Configured memory balloon size:      0 MB

Thank you,
John

[socratis]

OK, you're close, we're getting there. Filter looks (almost) OK. The procedure, I'm not sure:

• Edit your filter and delete all the values except Name, VendorID, ProductID. Make sure there is no residual "spaces" (" ") in the remaining fields.
• Unplug the card reader. Start the VM. Log in. Plug the card reader.

[oldmacdude]

Ok,
Thank you,
I went ahead and set the filter as mentioned, with the same results.

it tells me the token in the reader cannot be used due to an error 229 (which is apparently a pretty generic "something isn't working." error)

Thank you again,
John

[socratis]

You talked only about the filters. I will assume that you plugged the USB after you logged in the VM. This is vital.

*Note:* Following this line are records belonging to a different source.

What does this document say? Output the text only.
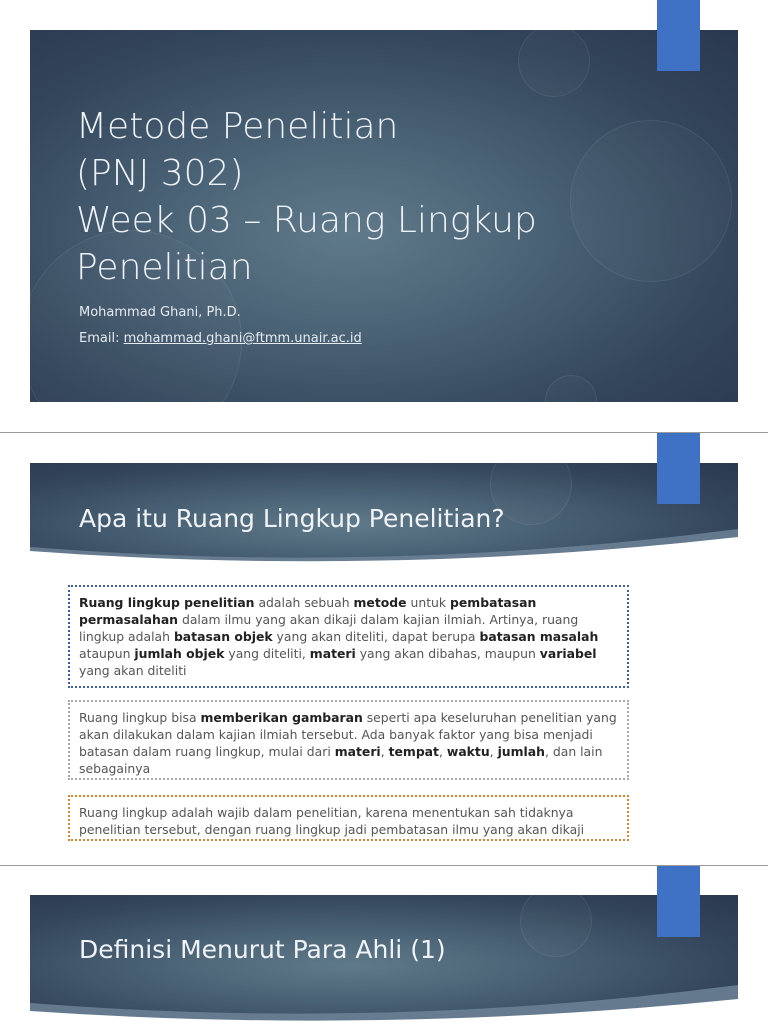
Metode Penelitian
(PNJ 302)
Week 03 – Ruang Lingkup
Penelitian
Mohammad Ghani, Ph.D.
Email: mohammad.ghani@ftmm.unair.ac.id
Apa itu Ruang Lingkup Penelitian?
Ruang lingkup penelitian adalah sebuah metode untuk pembatasan permasalahan dalam ilmu yang akan dikaji dalam kajian ilmiah. Artinya, ruang lingkup adalah batasan objek yang akan diteliti, dapat berupa batasan masalah ataupun jumlah objek yang diteliti, materi yang akan dibahas, maupun variabel yang akan diteliti
Ruang lingkup bisa memberikan gambaran seperti apa keseluruhan penelitian yang akan dilakukan dalam kajian ilmiah tersebut. Ada banyak faktor yang bisa menjadi batasan dalam ruang lingkup, mulai dari materi, tempat, waktu, jumlah, dan lain sebagainya
Ruang lingkup adalah wajib dalam penelitian, karena menentukan sah tidaknya penelitian tersebut, dengan ruang lingkup jadi pembatasan ilmu yang akan dikaji
Definisi Menurut Para Ahli (1)
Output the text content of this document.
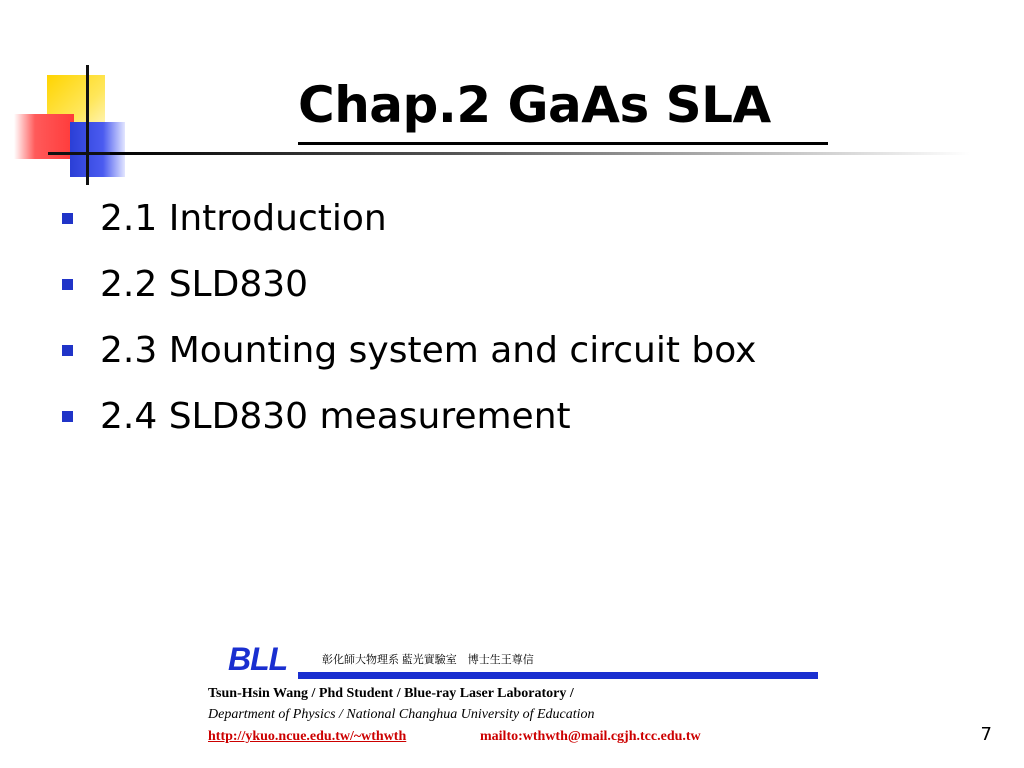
Chap.2 GaAs SLA
2.1 Introduction
2.2 SLD830
2.3 Mounting system and circuit box
2.4 SLD830 measurement
BLL	彰化師大物理系 藍光實驗室　博士生王尊信
Tsun-Hsin Wang / Phd Student / Blue-ray Laser Laboratory /
Department of Physics / National Changhua University of Education
http://ykuo.ncue.edu.tw/~wthwth	mailto:wthwth@mail.cgjh.tcc.edu.tw	7
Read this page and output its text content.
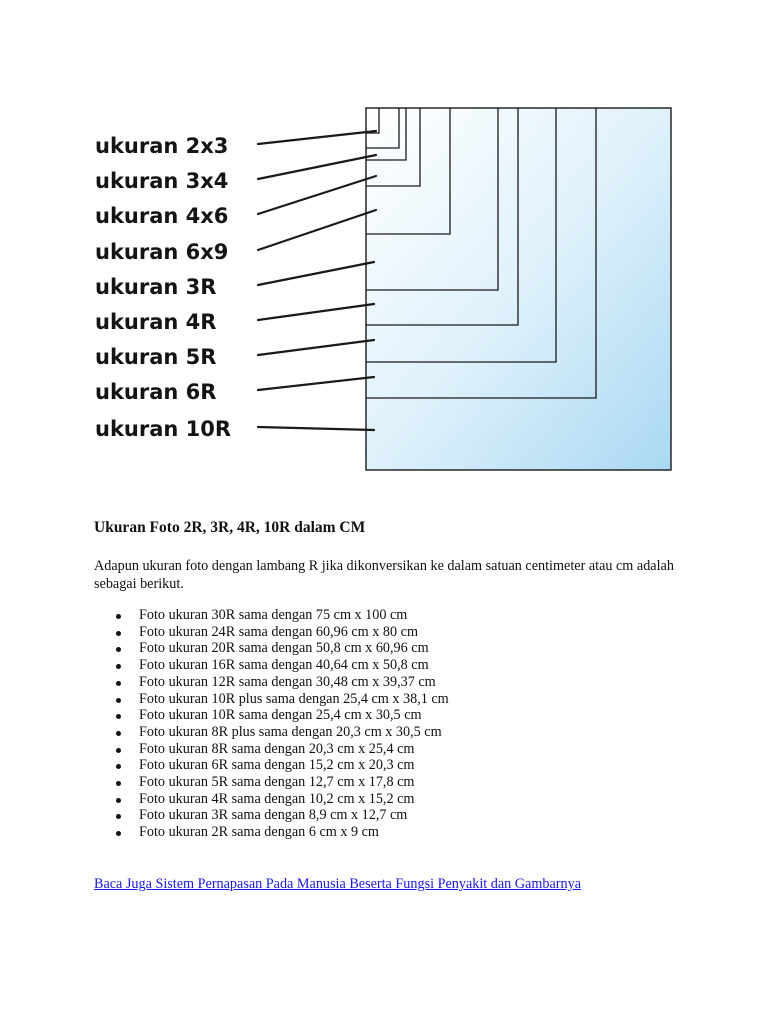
ukuran 2x3
ukuran 3x4
ukuran 4x6
ukuran 6x9
ukuran 3R
ukuran 4R
ukuran 5R
ukuran 6R
ukuran 10R
Ukuran Foto 2R, 3R, 4R, 10R dalam CM

Adapun ukuran foto dengan lambang R jika dikonversikan ke dalam satuan centimeter atau cm adalah sebagai berikut.

Foto ukuran 30R sama dengan 75 cm x 100 cm
Foto ukuran 24R sama dengan 60,96 cm x 80 cm
Foto ukuran 20R sama dengan 50,8 cm x 60,96 cm
Foto ukuran 16R sama dengan 40,64 cm x 50,8 cm
Foto ukuran 12R sama dengan 30,48 cm x 39,37 cm
Foto ukuran 10R plus sama dengan 25,4 cm x 38,1 cm
Foto ukuran 10R sama dengan 25,4 cm x 30,5 cm
Foto ukuran 8R plus sama dengan 20,3 cm x 30,5 cm
Foto ukuran 8R sama dengan 20,3 cm x 25,4 cm
Foto ukuran 6R sama dengan 15,2 cm x 20,3 cm
Foto ukuran 5R sama dengan 12,7 cm x 17,8 cm
Foto ukuran 4R sama dengan 10,2 cm x 15,2 cm
Foto ukuran 3R sama dengan 8,9 cm x 12,7 cm
Foto ukuran 2R sama dengan 6 cm x 9 cm
Baca Juga Sistem Pernapasan Pada Manusia Beserta Fungsi Penyakit dan Gambarnya
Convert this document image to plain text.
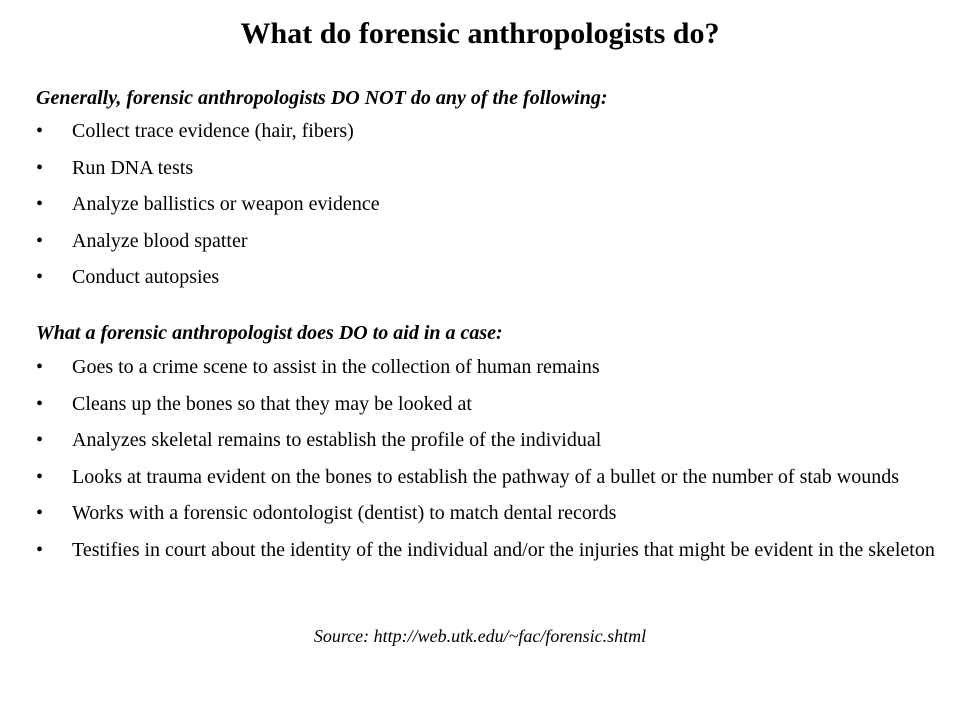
What do forensic anthropologists do?

Generally, forensic anthropologists DO NOT do any of the following:

•	Collect trace evidence (hair, fibers)
•	Run DNA tests
•	Analyze ballistics or weapon evidence
•	Analyze blood spatter
•	Conduct autopsies

What a forensic anthropologist does DO to aid in a case:

•	Goes to a crime scene to assist in the collection of human remains
•	Cleans up the bones so that they may be looked at
•	Analyzes skeletal remains to establish the profile of the individual
•	Looks at trauma evident on the bones to establish the pathway of a bullet or the number of stab wounds
•	Works with a forensic odontologist (dentist) to match dental records
•	Testifies in court about the identity of the individual and/or the injuries that might be evident in the skeleton

Source: http://web.utk.edu/~fac/forensic.shtml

Can you post the exact error message? Attach a screenshot if you have to...

[oldmacdude]

Thank you again,
Yes, I plugged it in after the VM was launched. Otherwise, the host OS captures it and the VM can't see it.
the exact messages are from the guest OS logs.

client1:MacOS user$ security export-smartcard
security: SecItemCopyMatching: ffff9d2c (-24300) - The specified item could not be found in the keychain.

from the logs:
securityd CSSM Exception: 229 CSSM_ERRCODE_DEVICE_FAILED
securityd token in reader SCM Microsystems Inc. SCR 355 cannot be used (error 229)

I would think it was a problem with the guest OS, since the reader is seen, and it's just the smartcard that isn't working, but it seems to work when running an identical VM on the VMware trial version.
I am still hunting up possible solutions down that avenue as well though.

Thanks again,
John

[socratis]

Can you do me a favor and enable the xHCI controller in the VM settings, Ports, USB?

[oldmacdude]

woohoo!
Socratis, you are a genius. That worked.

Thank you!
John

Now to figure out how to get freeipa in VM to use smartcard authentication with my VM mac client.

[socratis]

I remember reading a developer's comments that even if you have a USB2 device, even if your host supports only USB2, enabling the USB3 controller (if your guest supports it) might actually be better. I thought you'd give it a shot. Glad it worked!